Средь гробового молчания раздался приглушенный голос Анюты:
— Неужто он крал утиные выводки?
— Быть этого не может! — решительно опроверг Спиридон. — Не по Сеньке шапка… Но ежели рассудить иначе, то кто ж, братцы, хлобыстал хвостом по воде?
— Водяной! — крикнула бабка Семениха и осенила себя крестным знамением.
— Истину глаголешь, мамаша! — подмигнув Спиридону, сказал криушанский бригадир Краснощеков. — Сейчас этого водяного мы выудим!
— Его только словом можно изгнать, сынок, — пояснила Семениха.
— Мы его и бреднем вытащим!.. А ну-ка, ребята, вооружайся палками, садись в лодки и давай, шуруй в камышах, мути воду, да шуми побольше! Ну, а мы, Спиридон Тихоныч, с бреднем навстречу пойдем, по краю заросли.
Закипела вода под ударами палок да весел, зашумел камыш на озере… Бредень что-то рвануло в сторону, повело назад…
— Живей, живей! — подбадривал Краснощеков.
Сильные руки парней ловко вымахнули бредень на траву.
— Акулу поймали! — закричали ребятишки.
В мотне извивались могучими телами и высоко подпрыгивали три громадные щуки с крокодильими пастями.
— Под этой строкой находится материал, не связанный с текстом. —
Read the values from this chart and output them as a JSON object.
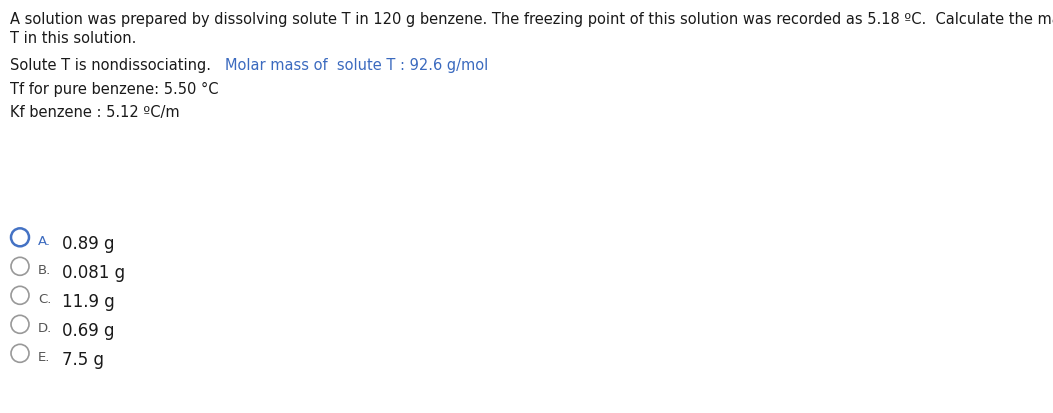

За три захода рыбаки взяли дюжину озерных разбойниц с волчьим аппетитом.
— Эх, Спиридон, свет мой Тихоныч! — укоризненно покачал головой Краснощеков.
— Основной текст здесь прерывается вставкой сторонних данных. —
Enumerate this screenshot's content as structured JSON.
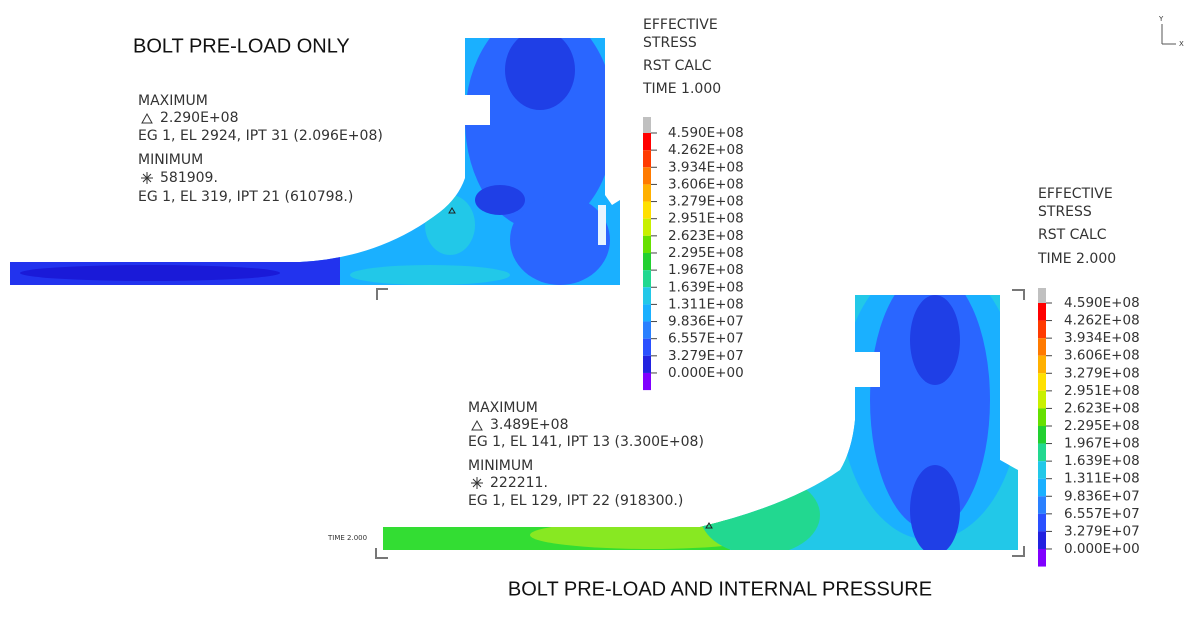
{
  "axis_triad": {
    "y": "Y",
    "x": "X"
  },
  "panels": [
    {
      "title": "BOLT PRE-LOAD ONLY",
      "result": [
        "EFFECTIVE",
        "STRESS",
        "RST CALC",
        "TIME 1.000"
      ],
      "maximum": {
        "label": "MAXIMUM",
        "value": "2.290E+08",
        "location": "EG 1, EL 2924, IPT 31 (2.096E+08)"
      },
      "minimum": {
        "label": "MINIMUM",
        "value": "581909.",
        "location": "EG 1, EL 319, IPT 21 (610798.)"
      },
      "legend": [
        "4.590E+08",
        "4.262E+08",
        "3.934E+08",
        "3.606E+08",
        "3.279E+08",
        "2.951E+08",
        "2.623E+08",
        "2.295E+08",
        "1.967E+08",
        "1.639E+08",
        "1.311E+08",
        "9.836E+07",
        "6.557E+07",
        "3.279E+07",
        "0.000E+00"
      ]
    },
    {
      "title": "BOLT PRE-LOAD AND INTERNAL PRESSURE",
      "time_label": "TIME 2.000",
      "result": [
        "EFFECTIVE",
        "STRESS",
        "RST CALC",
        "TIME 2.000"
      ],
      "maximum": {
        "label": "MAXIMUM",
        "value": "3.489E+08",
        "location": "EG 1, EL 141, IPT 13 (3.300E+08)"
      },
      "minimum": {
        "label": "MINIMUM",
        "value": "222211.",
        "location": "EG 1, EL 129, IPT 22 (918300.)"
      },
      "legend": [
        "4.590E+08",
        "4.262E+08",
        "3.934E+08",
        "3.606E+08",
        "3.279E+08",
        "2.951E+08",
        "2.623E+08",
        "2.295E+08",
        "1.967E+08",
        "1.639E+08",
        "1.311E+08",
        "9.836E+07",
        "6.557E+07",
        "3.279E+07",
        "0.000E+00"
      ]
    }
  ]
}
— Каюсь, дорогуша, обмишурился… И Пафнутий Иваныч, дай бог ему здоровьичка, помог… Человек грамотный!
— Мало им, прожорам, утят, ан и карпов всех слопали, — отозвалась Анюта.
— Карпиками-то вы их и откормили, — заметил Краснощеков.
Председатель колхоза хмуро покосился на бухгалтера и молвил:
— Да, Пафнутий Иваныч, сеяли пшеничку, а пожали плевел!.. Пассивный баланс с карпами получился.
— Пригласили бы вы, Кузьма Егорыч, специалиста, — заключил Краснощеков, — и был бы баланс активный… Посудите сами: кто же в одной отаре овец с волками пасет?!
Мешок и порошок
Надоела Усману Саидову гостиница, как горькая редька. Соскучился по родному дому и вкусному плову. Третья неделя на исходе, а конца-края командировки не видно.
Вчера звонил председатель колхоза.
— Ты что там застрял, Усман? — спрашивает. — Почему не едешь в кишлак? Или дела не сделал?
Саидов недвусмысленно ответил председателю восточной поговоркой:
— Лепешку, нарисованную на стене, легко увидеть, да трудно съесть!
— Не узнаю тебя, дорогой! Я посылал в Москву не котенка, а льва!
Саидов и тут не полез в карман за словом:
— Лев, пытаясь достать луну, вывихнул ногу!
Хотя с языка Усмана и слетали шутки-прибаутки, на сердце у него было грустно. Даже сон не брал… Оделся и вышел побродить, глотнуть свежего воздуха. В тихом ночном переулке, неподалеку от гостиницы, увидел костер. Свернул на огонек.
— Пусть не сгорит у вас, добрые люди, ни шашлык, ни вертел! — приветствовал он собравшихся у костра.
— Милости прошу к нашему шалашу! — ответил человек в тулупе.
— Руки греем? — поинтересовался таджикский гость.
— Деньги жжем, — глухо проворчал тот же голос.
— Ай, нехорошо!.. Зачем обманываешь Усмана Саидова? Ящики жжешь, не деньги!
— Ящики тоже деньги!
— Тогда зачем жжешь, душа любезная? Зачем добро в пепел переводишь?
— Не солить же их впрок! Намаялись с ними, пропади они пропадом! Возле каждого магазина пирамиды из этих ящиков выросли. Тара, ничего не скажешь, отменная. Привезут в ней фрукты — яблочко к яблочку, лимончик к лимончику… А если помидорчик — то уж не помнется, яичко — не разобьется!.. Но вот опорожнился ящик — и никому он не нужен.
— Вай, вай! — схватился за голову Усман. — Ой, как нужен ящик в колхозе! Сад большой, яблок много, а тары мало!
— Эх, дорогой Усман, этот ящичек и в городе трижды пригодился бы, попади он в хозяйские руки! Из него и паркет можно делать и разные прочие деревянные предметы… А разве московским предприятиям тара не требуется? Но выходит все шиворот-навыворот: мы возле магазина костры разводим, а рядом, на заводском дворе, плотники такие же ящики мастерят. Правая рука не ведает, что делает левая!
— А у нас совсем наоборот. У нас левая не знает, что делает правая!.. И как я раньше не догадался — сам удивляюсь! Вернусь в кишлак — мешки жечь буду!